SB Nation posted a wonderful explainer of the decision, the interpretations and its implications for Northwestern, college football and the NCAA’s entire structure of amateurism.
In brief, the players had to prove that they were “employees” of the university, meeting four standards: that they were (1) “under the contract f hire to (2) perform services for another, (3) subjected to the employer’s control and (4) in return for payment.”
The NLRB director Peter Sung Ohr ruled that the letter of intent and scholarship equated an employment contract, the committed time of the players (ranging from 40 to 60 rigidly scheduled hours per week in season) that generated millions in revenue constituted services for the employer’s benefit, the (again, stringent) coach’s rules amounted to employer’s control and the scholarship itself was the pay in return. The SB Nation post above really details the level of control the university has over all aspects of players’ lives, which is pretty amazing, if not startling.
Northwestern football can now immediately form a union given enough votes from eligible scholarship players, which they are expected to get easily. From there, they can collectively bargain with the university regarding players’ benefits and essentially partake in the type of activity as any other labor union.
If this ruling is not reversed on appeal by Northwestern – the university is appealing, of course – this could be the first step towards changing the current system of college athletics that seems so disconnected with the principles of fairness and recognition, which ground a responsible business, much less an institution of education.

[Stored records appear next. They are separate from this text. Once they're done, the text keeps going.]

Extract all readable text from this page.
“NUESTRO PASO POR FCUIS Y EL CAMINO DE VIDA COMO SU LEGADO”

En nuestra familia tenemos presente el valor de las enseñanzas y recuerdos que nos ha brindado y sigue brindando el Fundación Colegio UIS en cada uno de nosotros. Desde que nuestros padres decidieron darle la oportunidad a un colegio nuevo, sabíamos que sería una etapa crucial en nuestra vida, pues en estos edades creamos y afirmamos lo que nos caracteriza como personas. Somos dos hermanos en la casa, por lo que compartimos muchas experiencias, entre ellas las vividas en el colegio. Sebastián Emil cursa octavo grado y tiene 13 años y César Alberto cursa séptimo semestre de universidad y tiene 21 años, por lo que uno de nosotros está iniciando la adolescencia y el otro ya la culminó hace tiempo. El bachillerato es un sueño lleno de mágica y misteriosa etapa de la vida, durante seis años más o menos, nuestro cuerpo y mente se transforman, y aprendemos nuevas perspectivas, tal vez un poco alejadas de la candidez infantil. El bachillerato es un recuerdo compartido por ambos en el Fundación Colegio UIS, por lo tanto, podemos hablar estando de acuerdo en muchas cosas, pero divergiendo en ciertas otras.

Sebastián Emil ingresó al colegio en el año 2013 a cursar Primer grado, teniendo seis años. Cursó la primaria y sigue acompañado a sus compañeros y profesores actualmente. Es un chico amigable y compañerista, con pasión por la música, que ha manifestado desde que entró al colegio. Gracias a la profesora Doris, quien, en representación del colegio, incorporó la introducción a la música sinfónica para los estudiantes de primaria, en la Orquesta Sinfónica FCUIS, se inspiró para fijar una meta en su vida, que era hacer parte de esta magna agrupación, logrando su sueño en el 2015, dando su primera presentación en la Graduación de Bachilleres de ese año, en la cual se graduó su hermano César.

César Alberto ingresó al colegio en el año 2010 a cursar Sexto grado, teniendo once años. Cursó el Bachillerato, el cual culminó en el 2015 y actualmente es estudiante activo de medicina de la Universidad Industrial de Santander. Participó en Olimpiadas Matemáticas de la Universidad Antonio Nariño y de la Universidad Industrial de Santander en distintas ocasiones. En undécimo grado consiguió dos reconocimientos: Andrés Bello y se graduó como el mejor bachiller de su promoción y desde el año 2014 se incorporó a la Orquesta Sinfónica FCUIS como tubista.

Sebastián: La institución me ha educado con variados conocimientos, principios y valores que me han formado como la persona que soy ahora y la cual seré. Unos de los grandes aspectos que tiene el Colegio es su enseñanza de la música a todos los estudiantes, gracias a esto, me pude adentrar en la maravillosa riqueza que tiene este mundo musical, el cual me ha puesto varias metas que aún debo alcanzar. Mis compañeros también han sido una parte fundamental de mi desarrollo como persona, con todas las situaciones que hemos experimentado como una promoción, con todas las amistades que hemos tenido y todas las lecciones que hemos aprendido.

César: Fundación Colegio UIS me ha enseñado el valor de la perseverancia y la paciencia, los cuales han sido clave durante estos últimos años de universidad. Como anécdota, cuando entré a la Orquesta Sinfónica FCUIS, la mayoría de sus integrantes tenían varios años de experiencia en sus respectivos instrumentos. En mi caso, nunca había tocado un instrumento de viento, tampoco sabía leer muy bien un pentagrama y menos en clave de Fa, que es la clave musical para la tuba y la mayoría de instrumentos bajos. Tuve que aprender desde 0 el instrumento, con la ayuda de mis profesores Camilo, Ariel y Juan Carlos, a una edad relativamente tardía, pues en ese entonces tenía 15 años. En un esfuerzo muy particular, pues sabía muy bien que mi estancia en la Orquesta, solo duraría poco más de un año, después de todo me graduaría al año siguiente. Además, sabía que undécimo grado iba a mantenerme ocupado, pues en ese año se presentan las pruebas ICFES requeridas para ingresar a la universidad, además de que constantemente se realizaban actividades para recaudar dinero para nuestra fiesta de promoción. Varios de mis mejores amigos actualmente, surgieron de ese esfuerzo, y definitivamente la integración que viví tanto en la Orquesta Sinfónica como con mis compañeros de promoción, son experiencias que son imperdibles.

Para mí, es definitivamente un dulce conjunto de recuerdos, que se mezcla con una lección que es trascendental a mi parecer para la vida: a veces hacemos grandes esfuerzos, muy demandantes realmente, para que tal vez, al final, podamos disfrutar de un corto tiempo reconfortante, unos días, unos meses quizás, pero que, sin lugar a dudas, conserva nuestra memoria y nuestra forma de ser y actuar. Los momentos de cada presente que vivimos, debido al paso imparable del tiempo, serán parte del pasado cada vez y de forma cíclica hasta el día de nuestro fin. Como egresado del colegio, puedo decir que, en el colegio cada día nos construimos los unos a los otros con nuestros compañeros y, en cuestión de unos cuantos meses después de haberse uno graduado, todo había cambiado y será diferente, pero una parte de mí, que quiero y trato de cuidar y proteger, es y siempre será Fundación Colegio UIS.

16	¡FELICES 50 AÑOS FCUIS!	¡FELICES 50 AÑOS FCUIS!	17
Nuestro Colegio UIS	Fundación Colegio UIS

Personally, I’m not sure if unionization is the best path to reform the NCAA. Its implications for other programs that do not generate as much (or any) revenue, as well as Title IX, are very muddled. Additionally, it leaves out schools within the 24 “right-to-work” states, where the ability to unionize is not guaranteed for any worker. Yet at the moment, collective bargaining seems to be the only thing besides litigation that might get the NCAA to relax its grip on student-athletes.